Çağının tanığı ve sanığı
- Ersan Kaan Erçelik
- 29 Oca 2019
- 1 dakikada okunur
Genelde sanatçının, özelde şairin yaşadığı, içinden geçtiği çağın psikolojisini irdelemesi, dünyadaki gelişmeleri imbiğinden süzerek vermesi, yani en azından çağına yabancı kalmaması, çağının tanığı ve hatta sanığı olması istenir. Okur, böylesi bir sorumluluğu kişisel hayatında hiç düşünmediği halde, şairden daha çok şey öğrenmeyi bekler. Şairin bu tehlikeyi üstlenerek, okur olarak kendi çaresizliğine çözüm, yanıt bulmak ya da en azından yaşadıklarına bir anlam vererek, inancını-fikrini bir yerlere oturtmak istemektedir.
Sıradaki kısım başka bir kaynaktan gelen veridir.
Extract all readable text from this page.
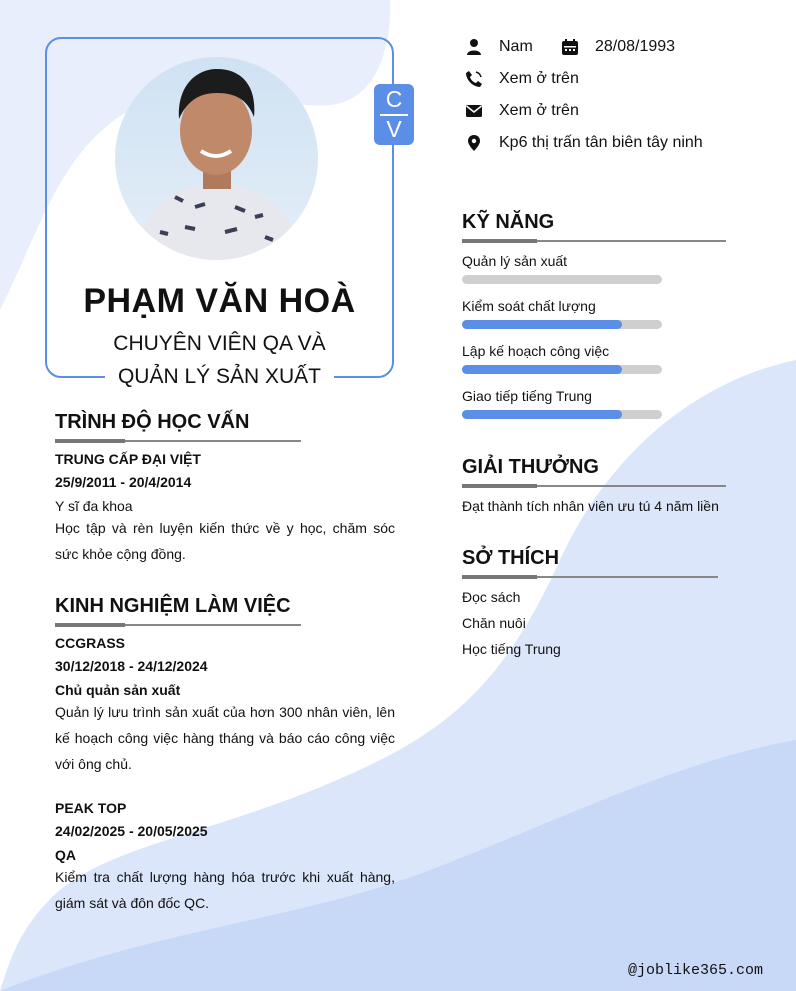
C
V
PHẠM VĂN HOÀ
CHUYÊN VIÊN QA VÀ
QUẢN LÝ SẢN XUẤT
Nam	28/08/1993
Xem ở trên
Xem ở trên
Kp6 thị trấn tân biên tây ninh
TRÌNH ĐỘ HỌC VẤN
TRUNG CẤP ĐẠI VIỆT
25/9/2011 - 20/4/2014
Y sĩ đa khoa
Học tập và rèn luyện kiến thức về y học, chăm sóc sức khỏe cộng đồng.
KINH NGHIỆM LÀM VIỆC
CCGRASS
30/12/2018 - 24/12/2024
Chủ quản sản xuất
Quản lý lưu trình sản xuất của hơn 300 nhân viên, lên kế hoạch công việc hàng tháng và báo cáo công việc với ông chủ.
PEAK TOP
24/02/2025 - 20/05/2025
QA
Kiểm tra chất lượng hàng hóa trước khi xuất hàng, giám sát và đôn đốc QC.
KỸ NĂNG
Quản lý sản xuất
Kiểm soát chất lượng
Lập kế hoạch công việc
Giao tiếp tiếng Trung
GIẢI THƯỞNG
Đạt thành tích nhân viên ưu tú 4 năm liền
SỞ THÍCH
Đọc sách
Chăn nuôi
Học tiếng Trung
@joblike365.com
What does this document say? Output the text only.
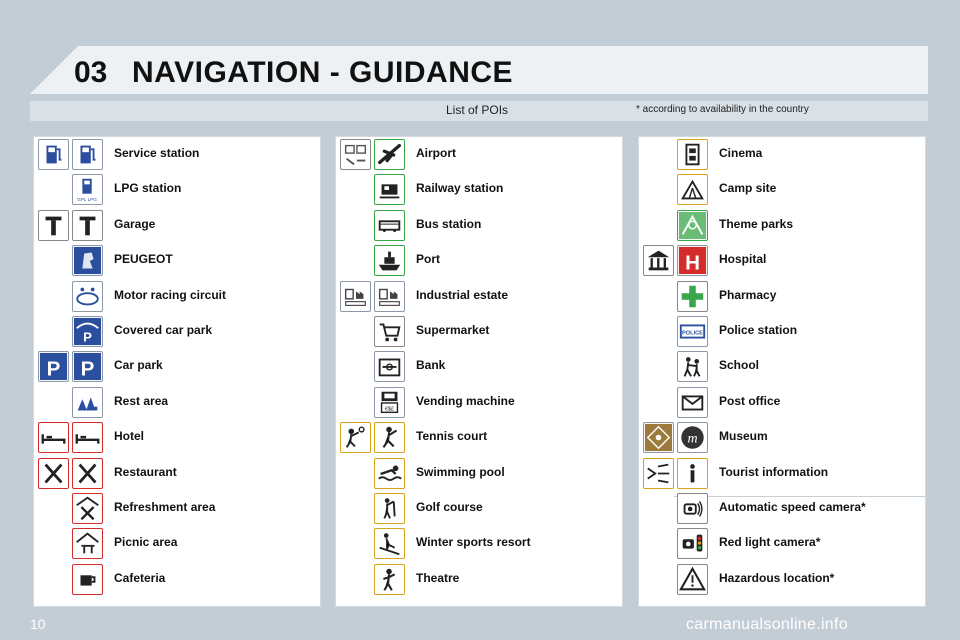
03 NAVIGATION - GUIDANCE
List of POIs	* according to availability in the country
Service station
GPL LPG
LPG station
Garage
PEUGEOT
Motor racing circuit
P Covered car park
P P Car park
Rest area
Hotel
Restaurant
Refreshment area
Picnic area
Cafeteria
Airport
Railway station
Bus station
Port
Industrial estate
Supermarket
Bank
€$£
Vending machine
Tennis court
Swimming pool
Golf course
Winter sports resort
Theatre
Cinema
Camp site
Theme parks
H Hospital
Pharmacy
POLICE Police station
School
Post office
m Museum
Tourist information
Automatic speed camera*
Red light camera*
Hazardous location*
10	carmanualsonline.info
Şairin eskiden siyasal koşulların, siyasi tarihin görünümleriyle iç içe geçmesi kaçınılmazken, günümüzdeki sis, belirsizlik, şairin pek çok alanda birden savaşmak zorunda kalması, şairin toplumsal koşullardan bağımsız olmasa bile daha kendine dönük bir şiir yazmasına neden oluyor. Sert, acımasız, otoriter bir iktidar baskısı altında, şairin şikayet etmekten bile korkabilir. "Şair de mi böyle olacaktı" demeden önce, okurun şairi-şiiri bu denli yalnız bırakmasıyla; şiirin, kültürel besin içindeki payının giderek daralmasıyla yüzleşmesi gerekir.